As we go deeper in the story, we realize the slave who buried the talent makes his choice out of fear. The slave does not trust the nature of his master. He is afraid of what the master might do so the slave chooses what he thinks is the least risky path by burying the talent to protect it. The master asks why the slave would lose the safe opportunity to earn interest in the bank if he thought the master was so demanding. Ironically, we recognize the slave’s fear blocked him from making a responsible choice. At a minimum, the slave should have made the safe choice to at least earn guaranteed returns on the talent in the bank. However, if the slave had trusted the master who first trusted him with the talent, the slave would have risked choosing to do all he could to aspire to the master’s intents.
Jesus tells this parable in his last few days of life on Earth. He is in the middle of making a series of choices that are not responsible if his goal is to stay alive. However, we learn from the meaning of the parable and from Jesus’ example, that making responsible choices is about being willing to take risks to proclaim Jesus Christ and promote communities of joy, hope, love, and peace. It is about choosing to get involved in changing the world based on God’s vision of shalom.
When we fail to trust God and fear that God will harshly judge the choices we make, we sit idle and frozen in our fear. Like the slave, we bury our “talent.” We must remain centered on God’s unconditional love and grace through Jesus Christ. We must recognize God trusts us as stewards of our choices to help set up God’s reign on Earth.
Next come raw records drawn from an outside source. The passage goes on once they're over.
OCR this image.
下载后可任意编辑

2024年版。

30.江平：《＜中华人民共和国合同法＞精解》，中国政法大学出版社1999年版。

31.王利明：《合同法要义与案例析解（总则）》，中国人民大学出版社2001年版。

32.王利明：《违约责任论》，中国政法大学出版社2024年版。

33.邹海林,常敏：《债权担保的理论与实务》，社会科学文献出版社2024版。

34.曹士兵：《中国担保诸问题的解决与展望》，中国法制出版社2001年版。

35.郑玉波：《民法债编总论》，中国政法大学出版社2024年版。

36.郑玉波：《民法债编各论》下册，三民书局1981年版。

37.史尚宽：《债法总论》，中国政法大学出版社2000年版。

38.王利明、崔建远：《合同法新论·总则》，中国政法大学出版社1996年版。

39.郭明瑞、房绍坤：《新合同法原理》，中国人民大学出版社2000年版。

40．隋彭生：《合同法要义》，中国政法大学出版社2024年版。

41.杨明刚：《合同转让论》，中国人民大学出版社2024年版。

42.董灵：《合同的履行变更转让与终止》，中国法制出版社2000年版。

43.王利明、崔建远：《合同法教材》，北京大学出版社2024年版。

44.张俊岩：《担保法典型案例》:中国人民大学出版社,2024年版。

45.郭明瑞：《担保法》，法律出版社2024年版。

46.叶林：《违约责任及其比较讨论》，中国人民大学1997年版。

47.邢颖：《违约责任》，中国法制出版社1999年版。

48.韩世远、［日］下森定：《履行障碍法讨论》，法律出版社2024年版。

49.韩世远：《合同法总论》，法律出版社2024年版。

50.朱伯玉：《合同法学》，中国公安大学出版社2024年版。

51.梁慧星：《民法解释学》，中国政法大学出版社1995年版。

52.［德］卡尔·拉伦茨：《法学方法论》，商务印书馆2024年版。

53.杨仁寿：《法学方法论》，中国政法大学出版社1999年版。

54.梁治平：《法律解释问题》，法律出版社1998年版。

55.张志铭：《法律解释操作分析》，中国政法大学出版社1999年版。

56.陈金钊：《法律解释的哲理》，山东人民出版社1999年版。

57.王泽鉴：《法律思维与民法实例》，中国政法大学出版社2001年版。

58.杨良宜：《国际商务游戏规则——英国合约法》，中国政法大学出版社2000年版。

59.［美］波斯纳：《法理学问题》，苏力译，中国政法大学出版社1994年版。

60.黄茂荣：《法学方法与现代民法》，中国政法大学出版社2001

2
This helps us trust God, break free from our fear, and take the risks Jesus took. Like the slaves who created miraculous earnings on their “talents,” we are led by the Holy Spirit to make responsible choices that contribute to God’s restoring purposes on Earth. As we risk making responsible choices like Jesus did, we share in the joy of being God’s kingdom builders.
- We must learn to trust in God’s unconditional love and grace through Jesus Christ.
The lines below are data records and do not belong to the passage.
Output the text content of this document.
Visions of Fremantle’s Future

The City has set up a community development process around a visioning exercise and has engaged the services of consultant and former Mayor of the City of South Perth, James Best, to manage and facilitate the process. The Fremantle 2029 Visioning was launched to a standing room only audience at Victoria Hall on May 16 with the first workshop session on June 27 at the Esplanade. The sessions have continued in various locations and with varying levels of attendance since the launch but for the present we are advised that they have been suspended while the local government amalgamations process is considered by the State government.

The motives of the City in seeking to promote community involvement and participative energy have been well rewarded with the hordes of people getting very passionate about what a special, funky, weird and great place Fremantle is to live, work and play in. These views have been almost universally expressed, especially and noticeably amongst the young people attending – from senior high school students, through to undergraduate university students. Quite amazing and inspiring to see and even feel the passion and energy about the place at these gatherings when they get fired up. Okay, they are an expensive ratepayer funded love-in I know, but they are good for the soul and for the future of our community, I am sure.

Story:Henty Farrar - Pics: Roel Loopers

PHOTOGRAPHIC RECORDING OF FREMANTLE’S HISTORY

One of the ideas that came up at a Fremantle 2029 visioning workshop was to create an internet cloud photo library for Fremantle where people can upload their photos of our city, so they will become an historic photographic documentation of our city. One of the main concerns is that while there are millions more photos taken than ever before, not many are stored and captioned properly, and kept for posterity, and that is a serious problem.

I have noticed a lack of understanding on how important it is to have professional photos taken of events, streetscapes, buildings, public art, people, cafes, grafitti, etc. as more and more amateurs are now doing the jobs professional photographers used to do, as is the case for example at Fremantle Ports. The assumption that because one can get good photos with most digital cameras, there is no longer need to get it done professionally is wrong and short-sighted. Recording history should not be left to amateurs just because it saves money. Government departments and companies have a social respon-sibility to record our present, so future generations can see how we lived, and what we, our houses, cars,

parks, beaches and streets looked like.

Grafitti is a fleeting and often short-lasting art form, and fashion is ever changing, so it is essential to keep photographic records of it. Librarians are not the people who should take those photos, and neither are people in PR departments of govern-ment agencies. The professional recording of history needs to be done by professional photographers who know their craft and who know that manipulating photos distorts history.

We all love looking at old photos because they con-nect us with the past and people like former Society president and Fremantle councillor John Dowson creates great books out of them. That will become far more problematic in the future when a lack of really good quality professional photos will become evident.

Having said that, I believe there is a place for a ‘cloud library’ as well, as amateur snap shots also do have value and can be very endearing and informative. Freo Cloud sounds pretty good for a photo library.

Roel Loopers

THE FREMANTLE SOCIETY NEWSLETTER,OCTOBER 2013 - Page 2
- God trusts us as stewards who will make responsible choices on how to use all we have received to pursue God’s vision of shalom.
- Making responsible choices requires us to break free from our fears and our wish to “play it safe” and take risks like Jesus did.
Questions to Consider
- How can you stay centered on God’s unconditional love and grace through Jesus Christ to deepen your trust in God?
- Where is God acting in your world and calling you to risk getting involved?
- What gifts has God given you that you can use to help restore God’s vision of shalom through Community of Christ Mission Initiatives?
- What do you fear about taking risks to use your gifts to help change the world?
- How do you overcome your fear and follow the Holy Spirit’s leadings to use your gifts to engage in mission?